豊丘村を歩く⑤より
旧河野村の南の端に芦部川の谷がある。中芝と中平の間にある段丘は段丘地形が特徴的な豊丘村の中でも最も顕著な段丘になる。芦部川はこの段丘を切り込んで流れ出てきているわけだが、段丘崖の右岸側にはミソベタ層と言われる伊那谷では特徴的な地層が露頭している。豊丘村はもちろんのこと、伊那谷ではときおりこの層を目にすることがある。ミソベタ層は200万年前の地質構造と言われる。かつて伊那谷は海だったと言われ、富草層と言われるそのころ体積した基盤岩の上の最も古い層にあたる。後に陸化した現在の伊那谷のある地は濃尾平野まで続く平野であったが赤石山脈が隆起を始める。そして南側の三河高原が隆起を始めるといよいよ伊那谷が形作られ始める。富草層の上に下部伊那層群と言われる層が堆積される。そして諏訪方面での火山活動が活発化し大規模な火山泥流が伊那谷に流れ込んで堆積した。これがミソベタ層なのである。泥流ということもあって堆積物は強固なものとなって層を成した(凝灰角礫岩)。ようは下部伊那層と火山泥流堆積後に堆積した上部伊那層群との間の不透水層となったわけである。上部伊那層を削るように天竜川が浸食し、さらに木曽山脈が隆起を始めたのである。天竜川右岸の扇状地を形成し、両山脈の隆起は扇状地を南北に走る断層を幾重にも発生させた。伊那谷の典型的段丘地形はこうしてできあがったわけである。地質構造発達史の一時代を築いたミソベタ層はそもそもその後に堆積した伊那層や段丘堆積物によって隠されていたものなのだが、削り取るように流下する河川によってわたしたちの目にするところになったわけである。ミソベタとは味噌のような色とべたべたしたところからそう呼ばれるようになったという。

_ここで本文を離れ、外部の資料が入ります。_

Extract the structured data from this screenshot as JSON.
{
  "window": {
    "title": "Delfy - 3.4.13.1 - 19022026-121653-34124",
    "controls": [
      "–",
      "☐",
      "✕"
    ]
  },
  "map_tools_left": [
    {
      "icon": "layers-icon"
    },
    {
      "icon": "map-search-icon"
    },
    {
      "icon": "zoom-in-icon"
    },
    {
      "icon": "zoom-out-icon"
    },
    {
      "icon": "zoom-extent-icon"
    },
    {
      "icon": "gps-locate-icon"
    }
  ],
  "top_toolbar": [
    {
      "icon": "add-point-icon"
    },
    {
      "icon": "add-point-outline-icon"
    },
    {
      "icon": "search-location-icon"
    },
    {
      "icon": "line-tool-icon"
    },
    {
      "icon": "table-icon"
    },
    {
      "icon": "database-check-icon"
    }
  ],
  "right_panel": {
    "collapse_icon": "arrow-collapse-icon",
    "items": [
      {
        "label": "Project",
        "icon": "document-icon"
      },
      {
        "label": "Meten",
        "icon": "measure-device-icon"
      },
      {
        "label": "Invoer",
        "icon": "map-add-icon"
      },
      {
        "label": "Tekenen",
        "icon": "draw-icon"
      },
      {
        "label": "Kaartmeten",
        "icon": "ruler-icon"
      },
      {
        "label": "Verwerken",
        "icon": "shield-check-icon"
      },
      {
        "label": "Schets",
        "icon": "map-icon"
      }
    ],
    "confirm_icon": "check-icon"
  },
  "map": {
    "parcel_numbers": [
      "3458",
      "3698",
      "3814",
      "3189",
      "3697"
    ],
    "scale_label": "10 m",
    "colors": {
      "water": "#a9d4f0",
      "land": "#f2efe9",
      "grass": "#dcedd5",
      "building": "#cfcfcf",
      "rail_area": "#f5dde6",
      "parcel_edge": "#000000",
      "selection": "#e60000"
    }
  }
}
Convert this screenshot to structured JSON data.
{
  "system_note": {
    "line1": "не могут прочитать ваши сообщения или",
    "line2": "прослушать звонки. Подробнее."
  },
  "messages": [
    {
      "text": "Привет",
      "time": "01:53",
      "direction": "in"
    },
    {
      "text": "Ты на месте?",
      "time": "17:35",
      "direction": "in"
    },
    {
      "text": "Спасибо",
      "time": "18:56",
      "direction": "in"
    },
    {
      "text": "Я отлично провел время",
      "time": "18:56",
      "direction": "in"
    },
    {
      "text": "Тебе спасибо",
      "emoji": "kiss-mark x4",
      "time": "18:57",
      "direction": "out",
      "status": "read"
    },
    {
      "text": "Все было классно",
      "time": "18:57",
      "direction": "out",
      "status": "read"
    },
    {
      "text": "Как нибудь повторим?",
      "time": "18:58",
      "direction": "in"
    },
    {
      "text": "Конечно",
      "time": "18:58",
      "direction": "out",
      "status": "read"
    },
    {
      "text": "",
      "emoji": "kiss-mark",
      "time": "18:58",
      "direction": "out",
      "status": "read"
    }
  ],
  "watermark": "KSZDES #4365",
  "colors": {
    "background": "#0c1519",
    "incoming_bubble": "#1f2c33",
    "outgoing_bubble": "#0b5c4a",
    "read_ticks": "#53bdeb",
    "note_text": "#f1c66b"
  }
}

前述した段丘崖には南北に古い道が走る。芦部川沿いのちょうどミソベタ層が露頭しているところから段丘崖を見上げると、今にも落ちるのではと思うほど土台が露出している石碑が見える。こんなところに何だろうとおもってこのミソベタ層の背面にまわり段丘を登る歩くほどの道を登ると、この突端に墓地が点々とある。それも今では管理されているか怪しいような墓地も。下から見えていた石碑も墓石のひとつだったのである。この坂道を登りきると段丘崖を登る車道に出て、すぐ上にお堂が立つ。陳の坂観音と言われるお堂にある説明板でこの坂が古道であることを知った。唐松峠越えの道は南北朝時代に大河原に住んだと言われる宗良親王がこの地に陣を張ったという言い伝えも。陳の坂観音は現在円通閣と掲げられ昭和62年に新しい御堂に建て替えられている。本尊のほかにも幾つもの仏像が安置されているが、両脇に石造の十王像が立ち並ぶ。近くにあったものを堂内にまとめたとものという。伊那谷では石造十王が各地に残るが、寺院の形成や隆盛と十王信仰の衰退が強くかかわっていると思われる。段丘崖上の突端から望む天竜川の景観は、豊丘村の特徴的なものである。